- Born: 14 September 1943 Audierne, France
- Died: 26 May 1990 (aged 46) Trevignano Romano
- Education: Ecole des Beaux Arts de Toulon École Nationale Supérieure des Beaux-Arts French Academy in Rome
- Known for: etching, painting, drawing

= Jean-Pierre Velly =

French painter

Jean-Pierre Velly (14 September 1943, Audierne, France – 26 May 1990) was a Breton etcher, draftsman and painter.

In 1965, after attending the Ecole des Beaux Arts de Toulon, he began study at the École Nationale Supérieure des Beaux-Arts in Paris. The following year he won the "Grand Prix de Rome" for etching. In 1967 he moved to Rome for three years to work under Balthus at Villa Medici, the French Academy. From 1970 he lived at Formello, a small village near Rome, where he worked for the next twenty years.

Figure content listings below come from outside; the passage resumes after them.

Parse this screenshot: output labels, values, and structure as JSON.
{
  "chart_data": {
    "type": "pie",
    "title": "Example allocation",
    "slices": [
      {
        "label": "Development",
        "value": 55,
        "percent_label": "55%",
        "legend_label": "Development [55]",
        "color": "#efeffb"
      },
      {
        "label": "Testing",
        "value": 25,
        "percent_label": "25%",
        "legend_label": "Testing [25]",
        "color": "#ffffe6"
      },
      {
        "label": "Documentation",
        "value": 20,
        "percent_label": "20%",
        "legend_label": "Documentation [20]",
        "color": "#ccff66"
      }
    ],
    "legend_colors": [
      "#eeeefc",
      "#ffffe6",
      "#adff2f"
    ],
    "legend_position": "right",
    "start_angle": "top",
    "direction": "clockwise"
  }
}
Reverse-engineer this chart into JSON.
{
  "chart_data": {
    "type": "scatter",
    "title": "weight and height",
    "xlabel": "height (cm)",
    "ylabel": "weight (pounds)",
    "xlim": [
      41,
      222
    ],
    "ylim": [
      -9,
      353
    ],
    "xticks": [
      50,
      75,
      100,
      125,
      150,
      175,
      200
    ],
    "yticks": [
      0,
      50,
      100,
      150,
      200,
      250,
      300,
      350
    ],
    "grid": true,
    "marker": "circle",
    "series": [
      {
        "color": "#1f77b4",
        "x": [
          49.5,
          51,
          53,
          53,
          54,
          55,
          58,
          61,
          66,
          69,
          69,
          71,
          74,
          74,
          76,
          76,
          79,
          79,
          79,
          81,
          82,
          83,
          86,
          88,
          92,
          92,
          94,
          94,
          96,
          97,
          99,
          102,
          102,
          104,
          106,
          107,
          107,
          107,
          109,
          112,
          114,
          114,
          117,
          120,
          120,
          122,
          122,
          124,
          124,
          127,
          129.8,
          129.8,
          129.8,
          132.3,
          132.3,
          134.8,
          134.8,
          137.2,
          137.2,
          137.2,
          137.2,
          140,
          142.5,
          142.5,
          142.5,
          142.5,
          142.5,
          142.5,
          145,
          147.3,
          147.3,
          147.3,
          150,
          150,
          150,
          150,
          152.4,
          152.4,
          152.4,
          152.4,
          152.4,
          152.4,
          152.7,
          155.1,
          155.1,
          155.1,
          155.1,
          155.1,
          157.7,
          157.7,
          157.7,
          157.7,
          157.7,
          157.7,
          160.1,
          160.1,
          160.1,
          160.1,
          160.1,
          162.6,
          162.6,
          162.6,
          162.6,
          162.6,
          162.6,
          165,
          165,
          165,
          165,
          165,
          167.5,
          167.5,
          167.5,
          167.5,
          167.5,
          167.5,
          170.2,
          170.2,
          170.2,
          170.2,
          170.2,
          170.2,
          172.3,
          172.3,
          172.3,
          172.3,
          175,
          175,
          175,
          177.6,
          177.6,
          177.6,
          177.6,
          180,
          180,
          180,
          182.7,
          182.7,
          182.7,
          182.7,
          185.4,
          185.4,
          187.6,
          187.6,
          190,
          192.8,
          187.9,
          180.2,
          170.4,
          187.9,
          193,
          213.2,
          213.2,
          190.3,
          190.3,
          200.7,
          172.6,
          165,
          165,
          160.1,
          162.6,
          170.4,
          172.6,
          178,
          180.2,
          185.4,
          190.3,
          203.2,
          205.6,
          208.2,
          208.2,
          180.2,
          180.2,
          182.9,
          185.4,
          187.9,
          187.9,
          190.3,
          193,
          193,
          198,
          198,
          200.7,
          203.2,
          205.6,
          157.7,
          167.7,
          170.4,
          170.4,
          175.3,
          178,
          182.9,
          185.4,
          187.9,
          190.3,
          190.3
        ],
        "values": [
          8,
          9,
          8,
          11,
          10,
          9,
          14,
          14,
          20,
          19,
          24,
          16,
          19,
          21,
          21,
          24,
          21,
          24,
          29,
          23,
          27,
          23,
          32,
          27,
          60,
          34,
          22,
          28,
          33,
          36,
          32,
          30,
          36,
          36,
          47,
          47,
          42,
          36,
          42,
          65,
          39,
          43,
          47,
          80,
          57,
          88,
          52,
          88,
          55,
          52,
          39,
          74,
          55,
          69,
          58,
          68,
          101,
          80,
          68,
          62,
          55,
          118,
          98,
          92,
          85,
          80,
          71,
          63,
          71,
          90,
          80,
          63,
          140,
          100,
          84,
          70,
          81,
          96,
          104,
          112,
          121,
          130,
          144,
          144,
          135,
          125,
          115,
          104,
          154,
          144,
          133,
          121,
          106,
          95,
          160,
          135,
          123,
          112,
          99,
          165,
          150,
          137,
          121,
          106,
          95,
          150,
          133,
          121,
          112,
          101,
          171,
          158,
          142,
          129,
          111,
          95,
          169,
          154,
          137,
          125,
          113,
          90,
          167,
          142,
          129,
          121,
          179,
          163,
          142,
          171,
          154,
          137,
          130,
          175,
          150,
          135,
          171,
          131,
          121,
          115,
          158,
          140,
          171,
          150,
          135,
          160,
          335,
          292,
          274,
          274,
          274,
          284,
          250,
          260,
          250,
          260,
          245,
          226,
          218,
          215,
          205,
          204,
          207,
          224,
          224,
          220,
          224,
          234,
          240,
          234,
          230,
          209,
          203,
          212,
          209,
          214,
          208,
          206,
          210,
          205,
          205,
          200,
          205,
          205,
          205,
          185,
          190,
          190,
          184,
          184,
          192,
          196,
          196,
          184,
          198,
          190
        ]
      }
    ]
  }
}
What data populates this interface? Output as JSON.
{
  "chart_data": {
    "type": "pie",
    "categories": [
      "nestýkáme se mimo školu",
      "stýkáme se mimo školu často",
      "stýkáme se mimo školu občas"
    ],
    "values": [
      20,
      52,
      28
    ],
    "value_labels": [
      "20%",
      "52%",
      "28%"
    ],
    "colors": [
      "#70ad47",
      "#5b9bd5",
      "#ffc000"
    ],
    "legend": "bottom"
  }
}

In 1971 he began exhibiting at Rome's Don Chisciotte Gallery, and started working in silverpoint, and painting in watercolor, particularly for the series Velly pour Corbière (1976–1978) from the poems of Tristan Corbiere, and Bestiaire Perdu (1978–1980). In the 1980s his subjects turned to landscapes, still life, life studies, trees and self portraits; using pencil, china ink, watercolor and oil.

In 1990, he was the victim of a boating accident and drowned in Lake Bracciano; his body was never recovered.
Since then his work has been exhibited in Italy, France and Germany.